A simple snap will not capture the full beauty of McWay Falls.
- McWay Falls is a scenic waterfall located in the Julia Pfeiffer Burns State Park, in the state of California’s Big Sur coastal region, in the United States.
- Unless the tide is in, the water of McWay Falls drops directly onto a beach cove, that sits at the edge of the North Pacific Ocean.
- The height of McWay Falls reaches 24.4 metres (80 feet), while a 1 kilometre (o.6 mile) long walking track enables visitors to reach the top of the falls.
- Near McWay Falls are the ruins of a cottage built by Lathrop Brown and his wife around the 1920s, then owners of the land, and it was demolished in 1965.

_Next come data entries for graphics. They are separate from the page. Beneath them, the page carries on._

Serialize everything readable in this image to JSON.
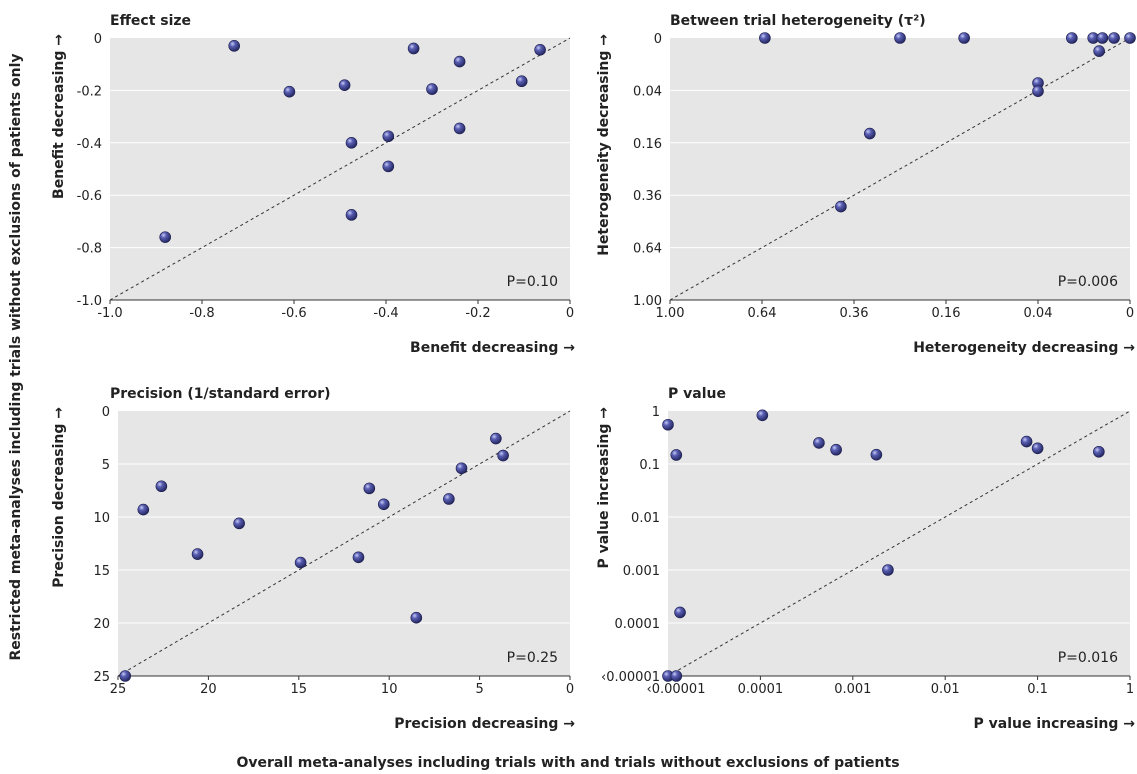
{
  "figure": {
    "y_outer_label": "Restricted meta-analyses including trials without exclusions of patients only",
    "x_outer_label": "Overall meta-analyses including trials with and trials without exclusions of patients",
    "colors": {
      "point": "#3b3e8c",
      "plot_bg": "#e6e6e6",
      "grid": "#ffffff"
    }
  },
  "chart_data": [
    {
      "type": "scatter",
      "title": "Effect size",
      "xlabel": "Benefit decreasing →",
      "ylabel": "Benefit decreasing →",
      "p_value_text": "P=0.10",
      "x_ticks": [
        "-1.0",
        "-0.8",
        "-0.6",
        "-0.4",
        "-0.2",
        "0"
      ],
      "y_ticks": [
        "0",
        "-0.2",
        "-0.4",
        "-0.6",
        "-0.8",
        "-1.0"
      ],
      "xlim": [
        -1.0,
        0
      ],
      "ylim": [
        -1.0,
        0
      ],
      "points": [
        {
          "x": -0.88,
          "y": -0.76
        },
        {
          "x": -0.73,
          "y": -0.03
        },
        {
          "x": -0.61,
          "y": -0.205
        },
        {
          "x": -0.49,
          "y": -0.18
        },
        {
          "x": -0.475,
          "y": -0.4
        },
        {
          "x": -0.475,
          "y": -0.675
        },
        {
          "x": -0.395,
          "y": -0.375
        },
        {
          "x": -0.395,
          "y": -0.49
        },
        {
          "x": -0.34,
          "y": -0.04
        },
        {
          "x": -0.3,
          "y": -0.195
        },
        {
          "x": -0.24,
          "y": -0.09
        },
        {
          "x": -0.24,
          "y": -0.345
        },
        {
          "x": -0.105,
          "y": -0.165
        },
        {
          "x": -0.065,
          "y": -0.045
        }
      ]
    },
    {
      "type": "scatter",
      "title": "Between trial heterogeneity (τ²)",
      "xlabel": "Heterogeneity decreasing →",
      "ylabel": "Heterogeneity decreasing →",
      "p_value_text": "P=0.006",
      "x_ticks": [
        "1.00",
        "0.64",
        "0.36",
        "0.16",
        "0.04",
        "0"
      ],
      "y_ticks": [
        "0",
        "0.04",
        "0.16",
        "0.36",
        "0.64",
        "1.00"
      ],
      "scale": "sqrt",
      "xlim": [
        1.0,
        0
      ],
      "ylim": [
        1.0,
        0
      ],
      "points": [
        {
          "x": 0.63,
          "y": 0
        },
        {
          "x": 0.25,
          "y": 0
        },
        {
          "x": 0.13,
          "y": 0
        },
        {
          "x": 0.016,
          "y": 0
        },
        {
          "x": 0.0064,
          "y": 0
        },
        {
          "x": 0.0036,
          "y": 0
        },
        {
          "x": 0.0012,
          "y": 0
        },
        {
          "x": 0,
          "y": 0
        },
        {
          "x": 0.0045,
          "y": 0.0025
        },
        {
          "x": 0.04,
          "y": 0.0295
        },
        {
          "x": 0.04,
          "y": 0.0412
        },
        {
          "x": 0.32,
          "y": 0.133
        },
        {
          "x": 0.395,
          "y": 0.414
        }
      ]
    },
    {
      "type": "scatter",
      "title": "Precision (1/standard error)",
      "xlabel": "Precision decreasing →",
      "ylabel": "Precision decreasing →",
      "p_value_text": "P=0.25",
      "x_ticks": [
        "25",
        "20",
        "15",
        "10",
        "5",
        "0"
      ],
      "y_ticks": [
        "0",
        "5",
        "10",
        "15",
        "20",
        "25"
      ],
      "xlim": [
        25,
        0
      ],
      "ylim": [
        25,
        0
      ],
      "points": [
        {
          "x": 24.6,
          "y": 25.0
        },
        {
          "x": 23.6,
          "y": 9.3
        },
        {
          "x": 22.6,
          "y": 7.1
        },
        {
          "x": 20.6,
          "y": 13.5
        },
        {
          "x": 18.3,
          "y": 10.6
        },
        {
          "x": 14.9,
          "y": 14.3
        },
        {
          "x": 11.7,
          "y": 13.8
        },
        {
          "x": 11.1,
          "y": 7.3
        },
        {
          "x": 10.3,
          "y": 8.8
        },
        {
          "x": 8.5,
          "y": 19.5
        },
        {
          "x": 6.7,
          "y": 8.3
        },
        {
          "x": 6.0,
          "y": 5.4
        },
        {
          "x": 4.1,
          "y": 2.6
        },
        {
          "x": 3.7,
          "y": 4.2
        }
      ]
    },
    {
      "type": "scatter",
      "title": "P value",
      "xlabel": "P value increasing →",
      "ylabel": "P value increasing →",
      "p_value_text": "P=0.016",
      "x_ticks": [
        "‹0.00001",
        "0.0001",
        "0.001",
        "0.01",
        "0.1",
        "1"
      ],
      "y_ticks": [
        "1",
        "0.1",
        "0.01",
        "0.001",
        "0.0001",
        "‹0.00001"
      ],
      "scale": "log10",
      "xlim": [
        1e-05,
        1
      ],
      "ylim": [
        1e-05,
        1
      ],
      "points": [
        {
          "x": 1e-05,
          "y": 1e-05
        },
        {
          "x": 1.23e-05,
          "y": 1e-05
        },
        {
          "x": 1e-05,
          "y": 0.55
        },
        {
          "x": 1.35e-05,
          "y": 0.0001583
        },
        {
          "x": 1.23e-05,
          "y": 0.148
        },
        {
          "x": 0.000105,
          "y": 0.83
        },
        {
          "x": 0.00043,
          "y": 0.25
        },
        {
          "x": 0.00066,
          "y": 0.186
        },
        {
          "x": 0.0018,
          "y": 0.15
        },
        {
          "x": 0.0024,
          "y": 0.001
        },
        {
          "x": 0.076,
          "y": 0.265
        },
        {
          "x": 0.1,
          "y": 0.198
        },
        {
          "x": 0.46,
          "y": 0.17
        }
      ]
    }
  ]
}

- Fauna such as gulls and other birds populate the land around McWay Falls; while seals, sea lions, whales and sea otters are sometimes found in the surrounding ocean.
McWay Falls and the Surrounding Cove
Image courtesy of April/Flickr
- The McWay Falls site was first officially owned by Christopher McWay in the 1870s, whom the falls are named after, and the land was originally used as a ranch.
- The cove that McWay Falls drops into is relatively inaccessible on foot, due to the hazardous steep rock descent that would be required, and access down the cliff is prohibited.
- In 1983, a large landslide slid into the ocean below McWay Falls to form a beach, and consequently it caused the waterfall to no longer fall directly into the ocean.
- The land of McWay Falls was donated to the government in 1961 by the Brown family, and the site was designated a park reserve.
- McWay Falls is active through all seasons and is a popular site for photographers, particularly due to its picturesque sunset.